With this summary, the editors capture the tone of the first four chapters – especially their use of the word “only”: for Yoder, the free church alone makes it possible to follow Jesus faithfully within a fallen world and in relation to the fallen churches (Roman Catholicism and the churches of the Magisterial Reformation).  The free church alone offers a “revolutionary Christianity.”

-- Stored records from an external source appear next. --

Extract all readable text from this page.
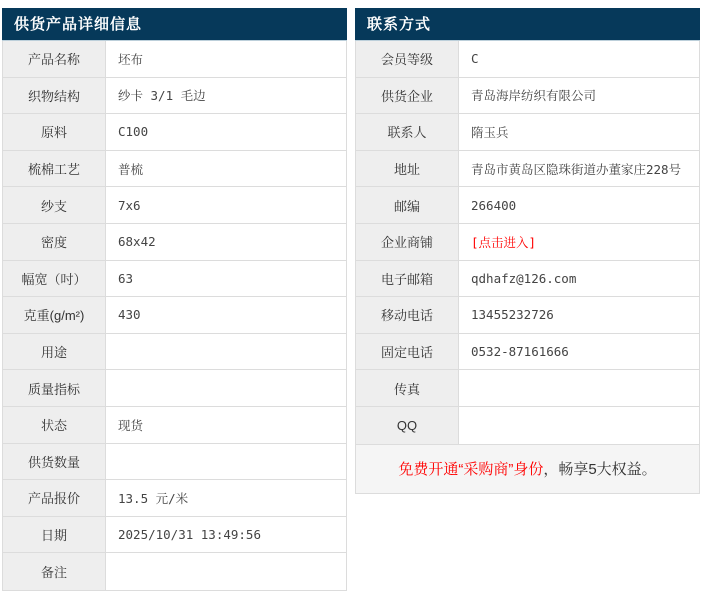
供货产品详细信息
产品名称	坯布
织物结构	纱卡 3/1 毛边
原料	C100
梳棉工艺	普梳
纱支	7x6
密度	68x42
幅宽（吋）	63
克重(g/m²)	430
用途
质量指标
状态	现货
供货数量
产品报价	13.5 元/米
日期	2025/10/31 13:49:56
备注
联系方式
会员等级	C
供货企业	青岛海岸纺织有限公司
联系人	隋玉兵
地址	青岛市黄岛区隐珠街道办董家庄228号
邮编	266400
企业商铺	[点击进入]
电子邮箱	qdhafz@126.com
移动电话	13455232726
固定电话	0532-87161666
传真
QQ
免费开通“采购商”身份 ，畅享5大权益。
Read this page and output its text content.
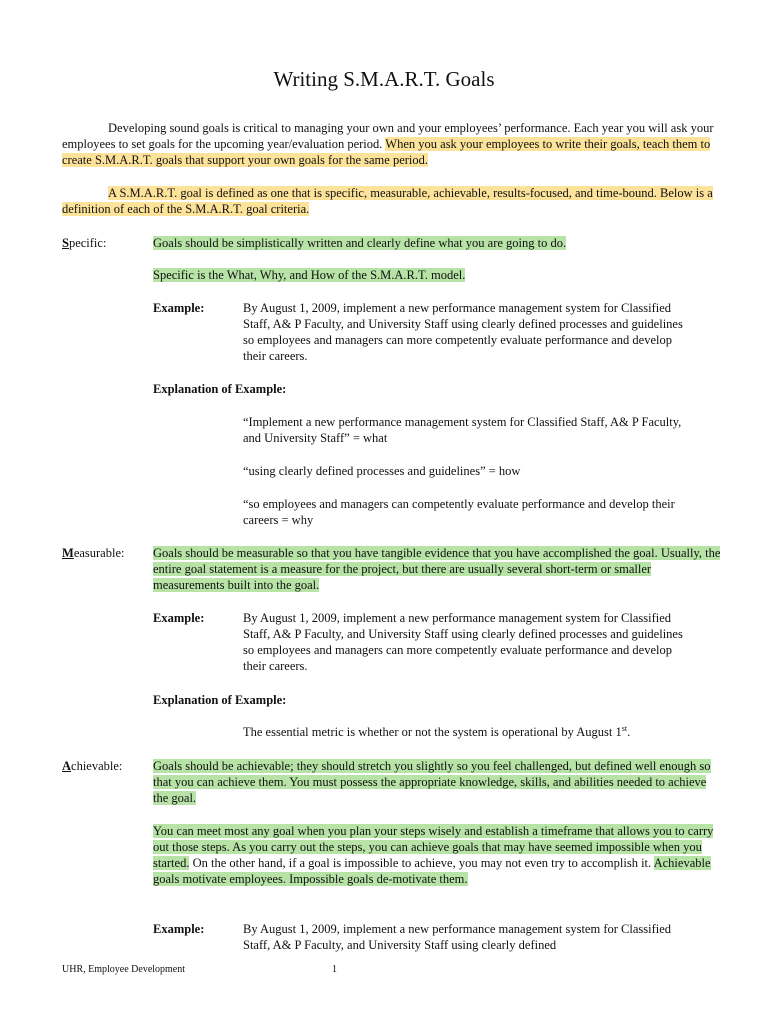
Writing S.M.A.R.T. Goals
Developing sound goals is critical to managing your own and your employees’ performance. Each year you will ask your employees to set goals for the upcoming year/evaluation period. When you ask your employees to write their goals, teach them to create S.M.A.R.T. goals that support your own goals for the same period.
A S.M.A.R.T. goal is defined as one that is specific, measurable, achievable, results-focused, and time-bound. Below is a definition of each of the S.M.A.R.T. goal criteria.
Specific:	Goals should be simplistically written and clearly define what you are going to do.
Specific is the What, Why, and How of the S.M.A.R.T. model.
Example:	By August 1, 2009, implement a new performance management system for Classified Staff, A& P Faculty, and University Staff using clearly defined processes and guidelines so employees and managers can more competently evaluate performance and develop their careers.
Explanation of Example:
“Implement a new performance management system for Classified Staff, A& P Faculty, and University Staff” = what
“using clearly defined processes and guidelines” = how
“so employees and managers can competently evaluate performance and develop their careers = why
Measurable: Goals should be measurable so that you have tangible evidence that you have accomplished the goal. Usually, the entire goal statement is a measure for the project, but there are usually several short-term or smaller measurements built into the goal.
Example:	By August 1, 2009, implement a new performance management system for Classified Staff, A& P Faculty, and University Staff using clearly defined processes and guidelines so employees and managers can more competently evaluate performance and develop their careers.
Explanation of Example:
The essential metric is whether or not the system is operational by August 1st.
Achievable: Goals should be achievable; they should stretch you slightly so you feel challenged, but defined well enough so that you can achieve them. You must possess the appropriate knowledge, skills, and abilities needed to achieve the goal.
You can meet most any goal when you plan your steps wisely and establish a timeframe that allows you to carry out those steps. As you carry out the steps, you can achieve goals that may have seemed impossible when you started. On the other hand, if a goal is impossible to achieve, you may not even try to accomplish it. Achievable goals motivate employees. Impossible goals de-motivate them.
Example:	By August 1, 2009, implement a new performance management system for Classified Staff, A& P Faculty, and University Staff using clearly defined
UHR, Employee Development	1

The chapters gathered under the title of “Peace,” as well as the chapters gathered under the title of “Church in a Revolutionary World,” defend (albeit in different ways) the following claim by Yoder—which serves as the final paragraph in the collection:

There is no greater contribution that can be made by the tiny people of God in the revolution of our age than to be that people, both separate from the world and identified with its needs, both the soul of society (without which it cannot live) and its conscience (with which it cannot be at peace).  We can look to the future to dream of a time when “the home of God is among mortals” only because in the congregation of believers [the free church] it is already true (167, emphasis added).

The final section of Revolutionary Christianity gives us an account of the virtues of hope and patience (but not humility).  In Chapter 10, “The Otherness of the Church” (107-119), Yoder presents us with his understanding of the virtue of patience.  In the most important passage from this chapter, Yoder claims:

If we confess the Holy Spirit and the church with the apostles, we must further recognize that unbelief also incarnates itself.  The world must return to the place in our theology that God’s patience has given it in history.  World is neither all nature nor all humanity; it is the structuredness of unbelief.  It is not a neutral realm in which good and evil have equal chances nor is it the sum total of everything outside [of] ourselves (115).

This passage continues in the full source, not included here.